C’est un camouflet pour le SYPREA (Syndicat des professionnels du recyclage par valorisation agronomique). La plus haute juridiction administrative a rejeté ses recours contre les nouveaux cahiers des charges de la farine de gruau de blé et de la semoule de blé dur. Le message est clair : l’excellence alimentaire du Label Rouge est incompatible avec l’épandage de boues urbaines ou industrielles.
Un « purgatoire » de cinq ans validé
La mesure contestée par les professionnels du recyclage était particulièrement sévère : le « point à maîtriser PM3 » impose une interdiction d’épandage de boues sur les cinq années précédant le semis, ainsi que durant toute l’année de culture.
Le syndicat requérant jugeait cette barrière temporelle disproportionnée, y voyant une entrave à la hiérarchie des modes de traitement des déchets qui favorise normalement la valorisation au sol. Mais pour le Conseil d’État, cette rigueur est le prix de la « qualité supérieure » promise au consommateur.
La crainte des micro-polluants l’emporte
Pour justifier sa décision, la juridiction s’appuie sur une réalité agronomique difficilement contestable :
- Les résidus persistants : Malgré les traitements en station d’épuration, les boues peuvent contenir des traces de métaux lourds, de microplastiques ou d’autres polluants émergents.

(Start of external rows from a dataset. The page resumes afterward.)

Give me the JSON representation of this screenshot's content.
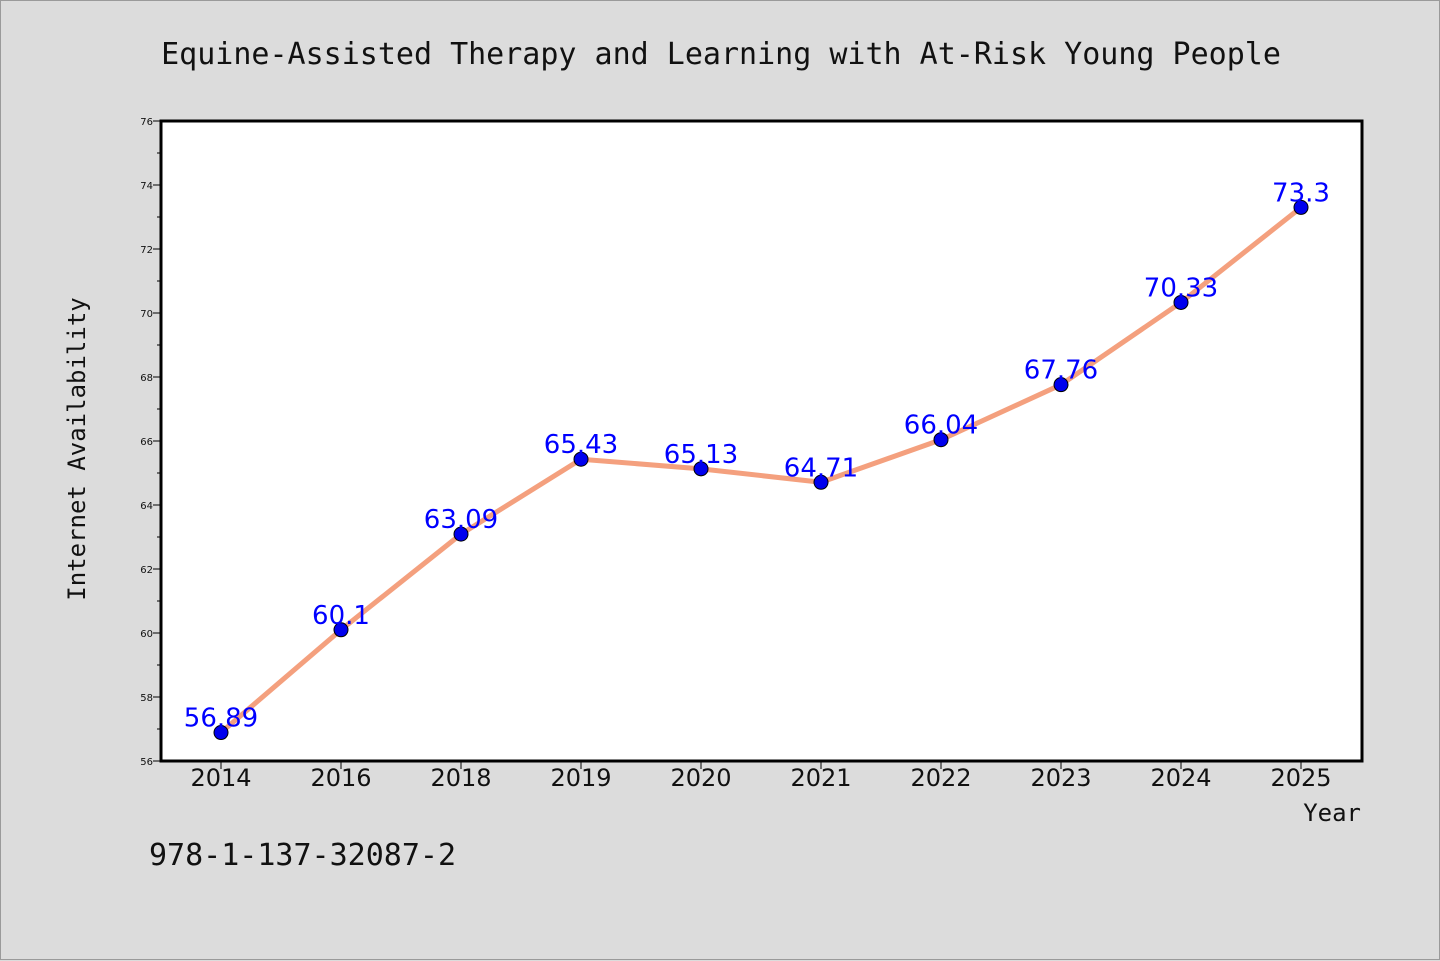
{
  "chart_data": {
    "type": "line",
    "title": "Equine-Assisted Therapy and Learning with At-Risk Young People",
    "xlabel": "Year",
    "ylabel": "Internet Availability",
    "categories": [
      "2014",
      "2016",
      "2018",
      "2019",
      "2020",
      "2021",
      "2022",
      "2023",
      "2024",
      "2025"
    ],
    "values": [
      56.89,
      60.1,
      63.09,
      65.43,
      65.13,
      64.71,
      66.04,
      67.76,
      70.33,
      73.3
    ],
    "data_labels": [
      "56.89",
      "60.1",
      "63.09",
      "65.43",
      "65.13",
      "64.71",
      "66.04",
      "67.76",
      "70.33",
      "73.3"
    ],
    "ylim": [
      56,
      76
    ],
    "yticks": [
      "56",
      "58",
      "60",
      "62",
      "64",
      "66",
      "68",
      "70",
      "72",
      "74",
      "76"
    ],
    "grid": false,
    "line_color": "#f4a07e",
    "marker_color": "#0000ee",
    "label_color": "#0000ff",
    "background": "#dcdcdc",
    "plot_background": "#ffffff"
  },
  "footnote": "978-1-137-32087-2"
}
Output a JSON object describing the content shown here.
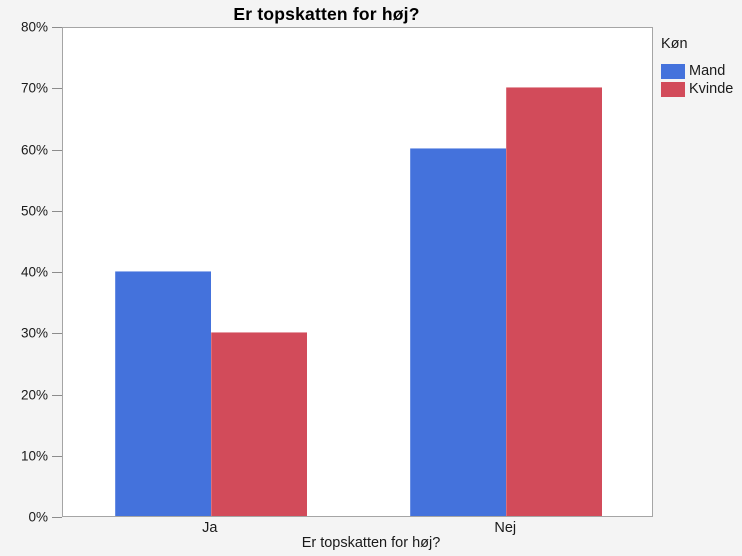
{
  "chart_data": {
    "type": "bar",
    "title": "Er topskatten for høj?",
    "xlabel": "Er topskatten for høj?",
    "ylabel": "",
    "categories": [
      "Ja",
      "Nej"
    ],
    "series": [
      {
        "name": "Mand",
        "color": "#4472DC",
        "values": [
          40,
          60
        ]
      },
      {
        "name": "Kvinde",
        "color": "#D24B5A",
        "values": [
          30,
          70
        ]
      }
    ],
    "ylim": [
      0,
      80
    ],
    "ytick_step": 10,
    "ytick_labels": [
      "0%",
      "10%",
      "20%",
      "30%",
      "40%",
      "50%",
      "60%",
      "70%",
      "80%"
    ],
    "legend_title": "Køn",
    "legend_position": "right",
    "grid": false,
    "colors": {
      "background": "#f4f4f4",
      "plot_background": "#ffffff",
      "plot_border": "#a5a5a5",
      "mand": "#4472DC",
      "kvinde": "#D24B5A"
    }
  }
}
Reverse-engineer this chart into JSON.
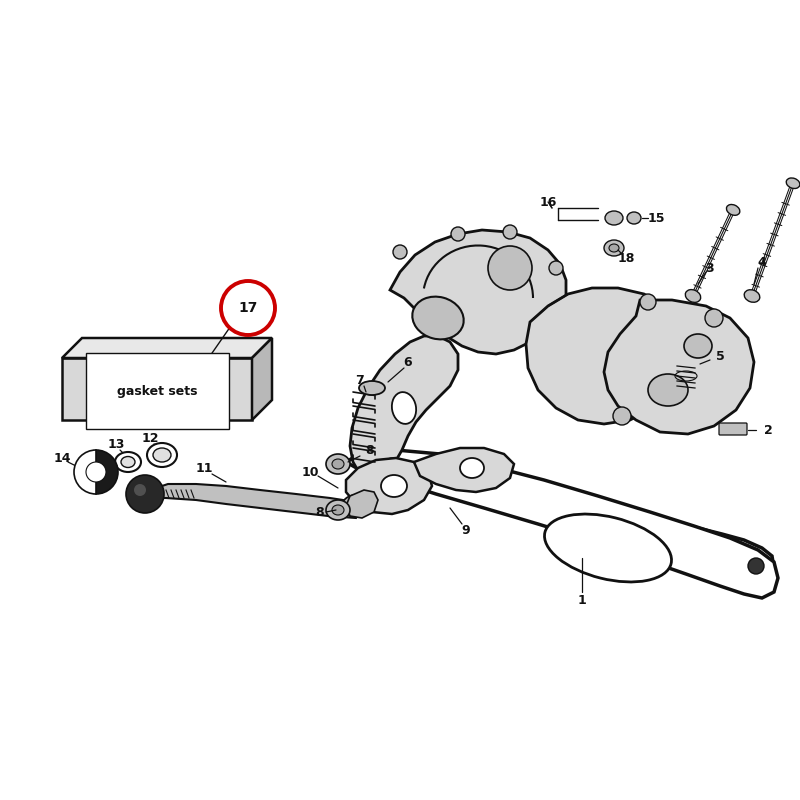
{
  "bg": "#ffffff",
  "lc": "#111111",
  "gray1": "#d8d8d8",
  "gray2": "#c0c0c0",
  "gray3": "#a8a8a8",
  "black": "#111111",
  "red": "#cc0000",
  "white": "#ffffff",
  "lw_heavy": 2.2,
  "lw_med": 1.5,
  "lw_thin": 1.0,
  "figsize": [
    8.0,
    8.0
  ],
  "dpi": 100
}
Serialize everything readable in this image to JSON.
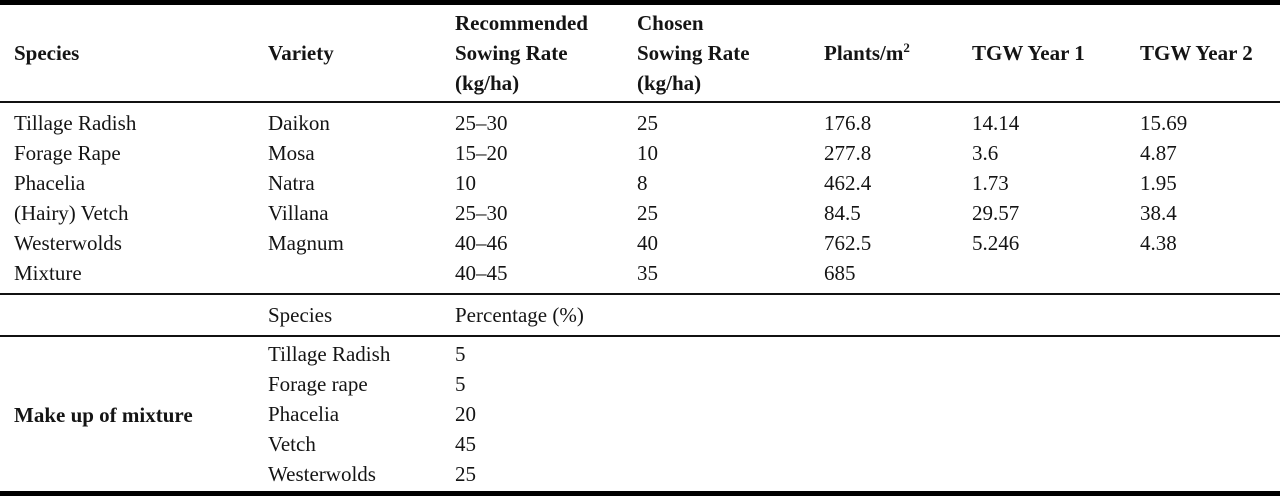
{
  "colors": {
    "background": "#ffffff",
    "text": "#141414",
    "rule": "#000000"
  },
  "table": {
    "header": {
      "species": "Species",
      "variety": "Variety",
      "recommended_lines": [
        "Recommended",
        "Sowing Rate",
        "(kg/ha)"
      ],
      "chosen_lines": [
        "Chosen",
        "Sowing Rate",
        "(kg/ha)"
      ],
      "plants_base": "Plants/m",
      "plants_sup": "2",
      "tgw_year1": "TGW Year 1",
      "tgw_year2": "TGW Year 2"
    },
    "rows": [
      {
        "species": "Tillage Radish",
        "variety": "Daikon",
        "recommended": "25–30",
        "chosen": "25",
        "plants": "176.8",
        "tgw1": "14.14",
        "tgw2": "15.69"
      },
      {
        "species": "Forage Rape",
        "variety": "Mosa",
        "recommended": "15–20",
        "chosen": "10",
        "plants": "277.8",
        "tgw1": "3.6",
        "tgw2": "4.87"
      },
      {
        "species": "Phacelia",
        "variety": "Natra",
        "recommended": "10",
        "chosen": "8",
        "plants": "462.4",
        "tgw1": "1.73",
        "tgw2": "1.95"
      },
      {
        "species": "(Hairy) Vetch",
        "variety": "Villana",
        "recommended": "25–30",
        "chosen": "25",
        "plants": "84.5",
        "tgw1": "29.57",
        "tgw2": "38.4"
      },
      {
        "species": "Westerwolds",
        "variety": "Magnum",
        "recommended": "40–46",
        "chosen": "40",
        "plants": "762.5",
        "tgw1": "5.246",
        "tgw2": "4.38"
      },
      {
        "species": "Mixture",
        "variety": "",
        "recommended": "40–45",
        "chosen": "35",
        "plants": "685",
        "tgw1": "",
        "tgw2": ""
      }
    ],
    "sub_header": {
      "species": "Species",
      "percentage": "Percentage (%)"
    },
    "mixture": {
      "label": "Make up of mixture",
      "rows": [
        {
          "species": "Tillage Radish",
          "percentage": "5"
        },
        {
          "species": "Forage rape",
          "percentage": "5"
        },
        {
          "species": "Phacelia",
          "percentage": "20"
        },
        {
          "species": "Vetch",
          "percentage": "45"
        },
        {
          "species": "Westerwolds",
          "percentage": "25"
        }
      ]
    }
  }
}
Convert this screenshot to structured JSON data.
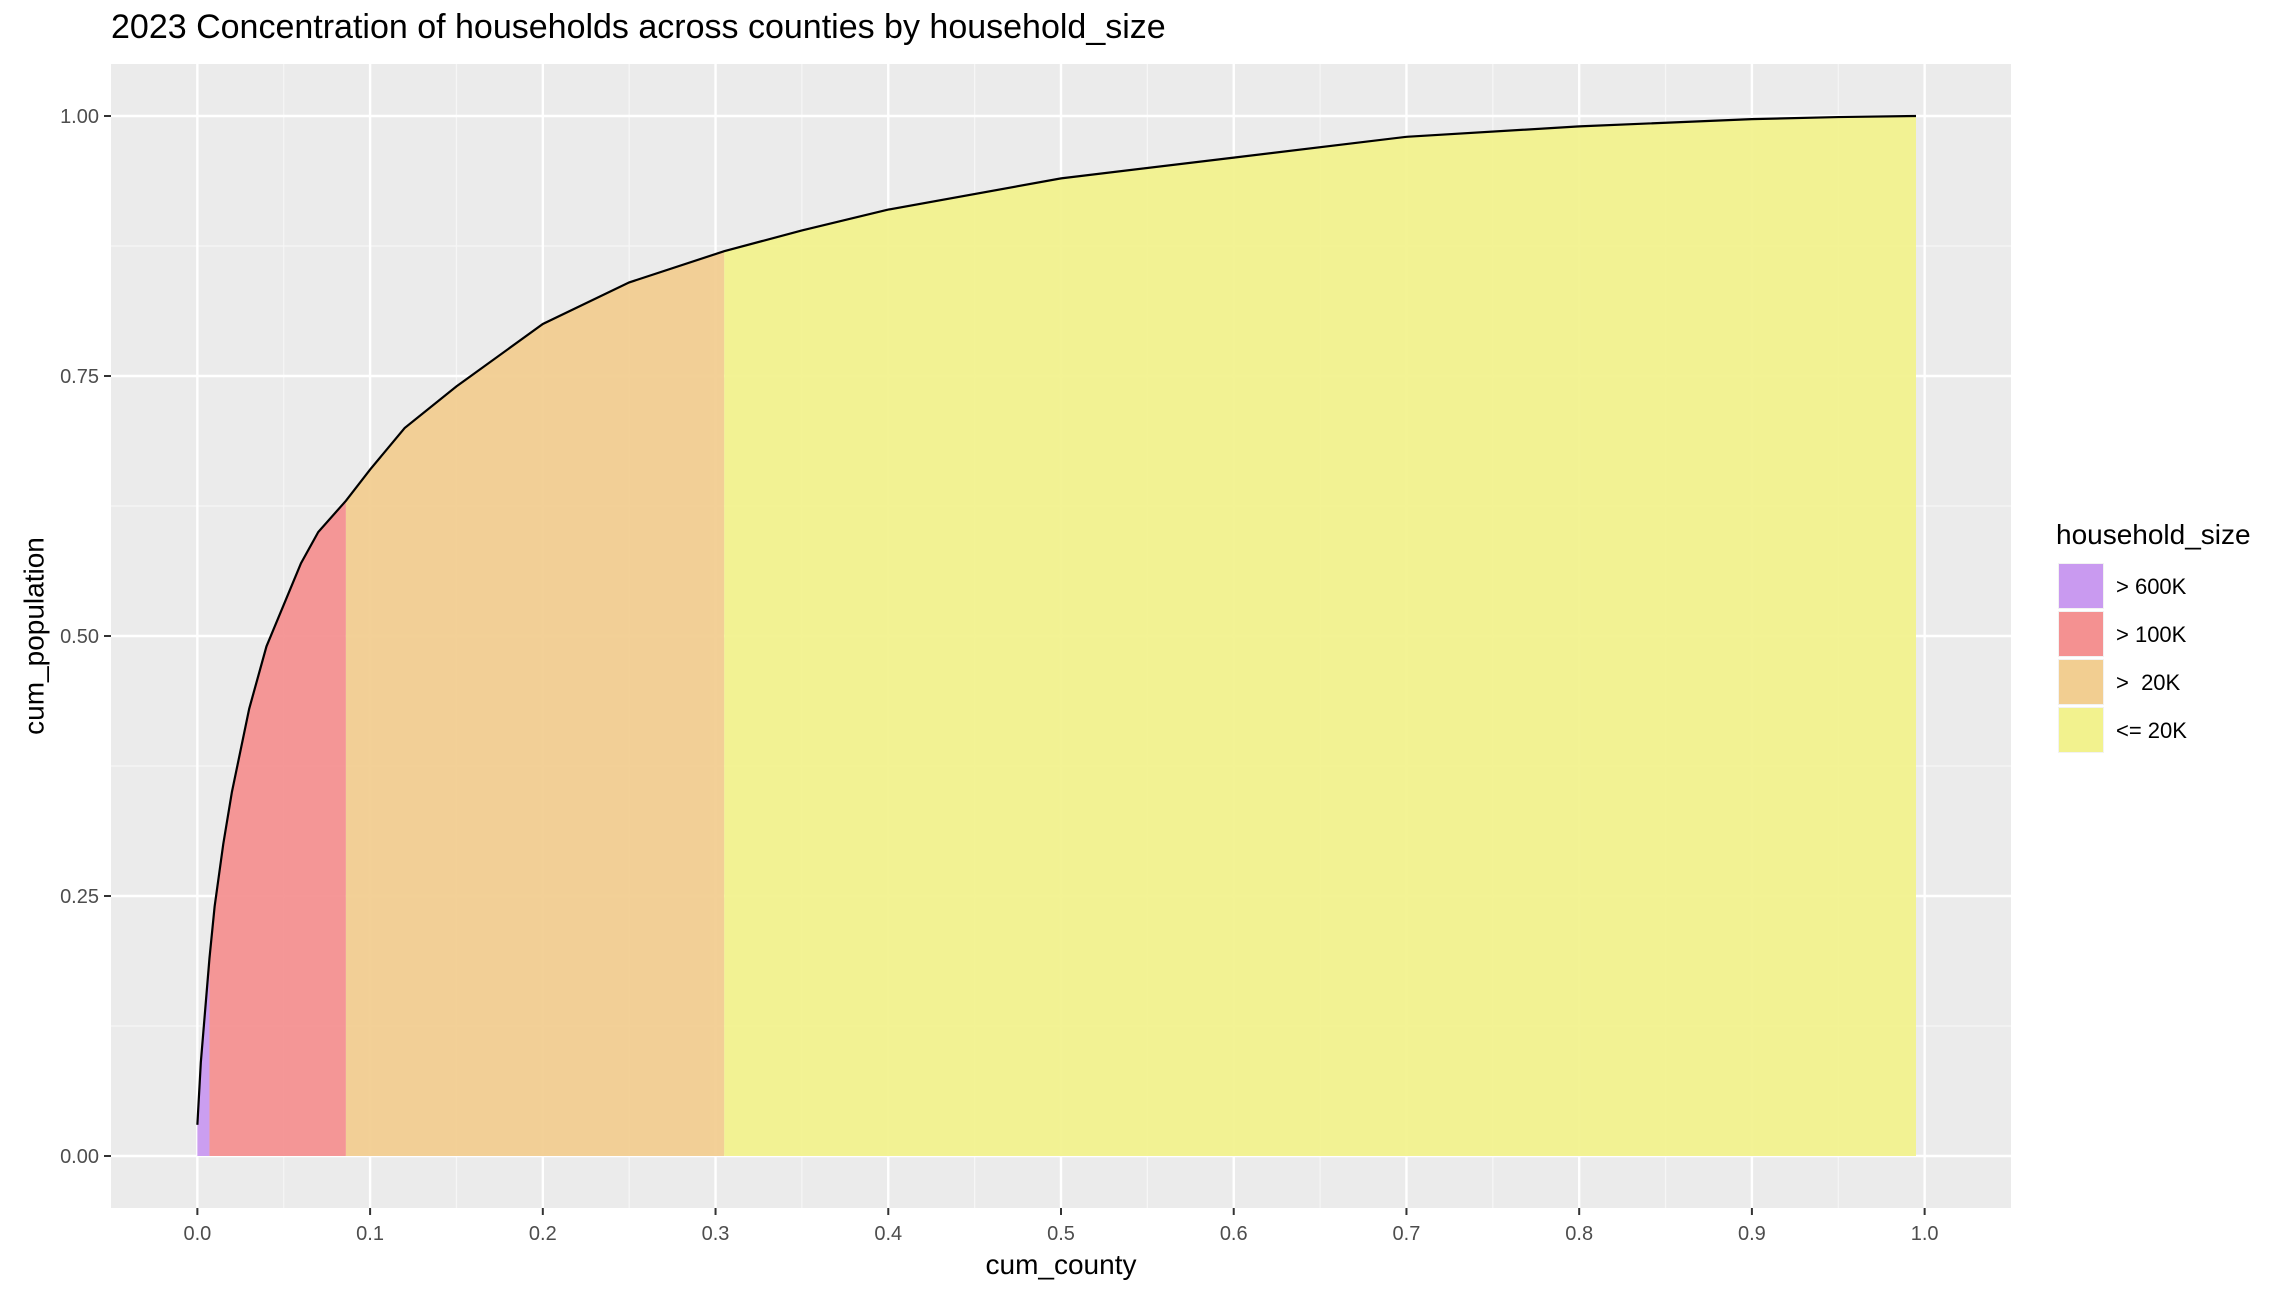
{
  "chart_data": {
    "type": "area",
    "title": "2023 Concentration of households across counties by household_size",
    "xlabel": "cum_county",
    "ylabel": "cum_population",
    "xlim": [
      -0.05,
      1.05
    ],
    "ylim": [
      -0.05,
      1.05
    ],
    "x_ticks": [
      0.0,
      0.1,
      0.2,
      0.3,
      0.4,
      0.5,
      0.6,
      0.7,
      0.8,
      0.9,
      1.0
    ],
    "x_tick_labels": [
      "0.0",
      "0.1",
      "0.2",
      "0.3",
      "0.4",
      "0.5",
      "0.6",
      "0.7",
      "0.8",
      "0.9",
      "1.0"
    ],
    "y_ticks": [
      0.0,
      0.25,
      0.5,
      0.75,
      1.0
    ],
    "y_tick_labels": [
      "0.00",
      "0.25",
      "0.50",
      "0.75",
      "1.00"
    ],
    "grid": true,
    "legend": {
      "title": "household_size",
      "position": "right"
    },
    "series": [
      {
        "name": "> 600K",
        "x_start": 0.0,
        "x_end": 0.007,
        "color": "#C99AF0"
      },
      {
        "name": "> 100K",
        "x_start": 0.007,
        "x_end": 0.086,
        "color": "#F49191"
      },
      {
        "name": ">  20K",
        "x_start": 0.086,
        "x_end": 0.305,
        "color": "#F2CE91"
      },
      {
        "name": "<= 20K",
        "x_start": 0.305,
        "x_end": 0.995,
        "color": "#F2F28E"
      }
    ],
    "curve": {
      "color": "#000000",
      "x": [
        0.0,
        0.002,
        0.005,
        0.007,
        0.01,
        0.015,
        0.02,
        0.03,
        0.04,
        0.05,
        0.06,
        0.07,
        0.086,
        0.1,
        0.12,
        0.15,
        0.2,
        0.25,
        0.305,
        0.35,
        0.4,
        0.5,
        0.6,
        0.7,
        0.8,
        0.9,
        0.95,
        0.995
      ],
      "y": [
        0.03,
        0.09,
        0.15,
        0.19,
        0.24,
        0.3,
        0.35,
        0.43,
        0.49,
        0.53,
        0.57,
        0.6,
        0.63,
        0.66,
        0.7,
        0.74,
        0.8,
        0.84,
        0.87,
        0.89,
        0.91,
        0.94,
        0.96,
        0.98,
        0.99,
        0.997,
        0.999,
        1.0
      ]
    }
  }
}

- Le transfert aux cultures : Le risque que ces substances se retrouvent dans les sols, puis dans le grain de blé, suffit à justifier une mesure de précaution.
- L’image de marque : Le Label Rouge doit se distinguer des produits standards. Autoriser des « déchets » comme fertilisants, même traités, nuirait à cette spécificité.
Deux poids, deux mesures ?
Le SYPREA dénonçait une rupture d’égalité, soulignant que le label autorise les engrais chimiques et les effluents d’élevage (lisier, fumier). Un argument balayé par les juges :
- Les engrais chimiques sont déjà strictement limités et encadrés par le cahier des charges.
- Les effluents d’élevage relèvent d’une « pratique traditionnelle » et restent sous le contrôle direct de l’agriculteur sur son exploitation, contrairement aux boues urbaines dont l’origine est extérieure et multiple.
Quelles conséquences pour les exploitations ?
Cette décision fige une jurisprudence qui pourrait faire tache d’huile sur d’autres signes de qualité. Pour les céréaliers, les conséquences sont concrètes :
- Planification à long terme : Un agriculteur doit désormais anticiper sa rotation culturale sur plus de six ans. Un seul épandage de boues aujourd’hui interdit l’accès au Label Rouge jusqu’en 2032.
- Valeur foncière : Les parcelles « propres » (sans historique d’épandage) deviennent un atout stratégique pour accéder aux contrats les plus rémunérateurs.
- Surcoût de fertilisation : Privés de cette ressource organique, les producteurs devront se tourner vers des solutions alternatives, parfois plus onéreuses.
Le mot de la fin
En condamnant le SYPREA à verser 3.000 euros de frais de justice à l’INAO et aux groupements de qualité, le Conseil d’État sanctuarise le droit des filières d’excellence à être plus exigeantes que la loi. Le recyclage agronomique devra trouver ses débouchés ailleurs que dans les fleurons de la gastronomie française.
L’info en plus : Cette décision confirme que la réglementation environnementale (qui autorise l’épandage) n’est qu’un socle minimum que les labels de qualité ont toute liberté de durcir.